Quoi qu’il en soit, c’est un lieu commun aujourd’hui de dire que la discipline est ébranlée. Cela le deviendra demain, si l’on n’y prend garde, de dire qu’elle est ruinée, ruinée comme elle le fut en 1790 et en 1791, par les soupçons que l’on inspirait aux subordonnés contre leurs chefs, par les humiliations qu’on prodiguait à ceux-ci tandis qu’on exaltait l’orgueil de ceux-là, par les espérances extraordinaires qu’on les autorisait à concevoir et dont la réalisation devait entraîner pour le succès de nos forces navales de si tristes conséquences.
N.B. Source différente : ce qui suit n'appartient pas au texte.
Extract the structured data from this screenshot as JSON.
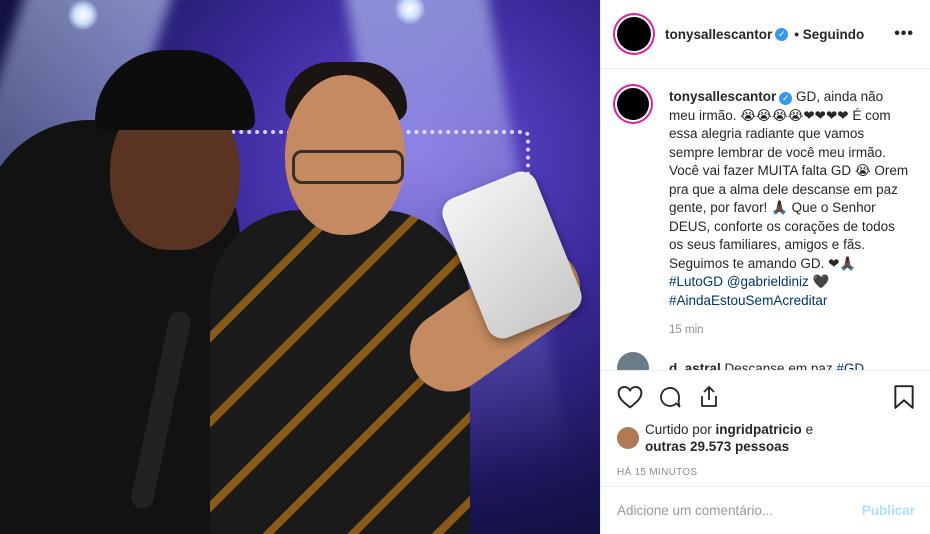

Mais, du moins, à cette époque dont nul ne conteste la terrible grandeur, si les excitations révolutionnaires poussaient les équipages à l’insubordination, à la défiance des supérieurs, au mépris de l’autorité, elles n’atteignaient point le patriotisme ; et que ce fondement essentiel soit alors resté inébranlable, cela devait suffire un jour à la restauration des vertus militaires. Quand on entend, quand on lit ce qu’entendent, ce que lisent nos hommes, on n’ose vraiment plus se demander s’il en serait encore aujourd’hui comme il y a cent dix ans, dans un nouveau et plus complet naufrage de nos institutions maritimes.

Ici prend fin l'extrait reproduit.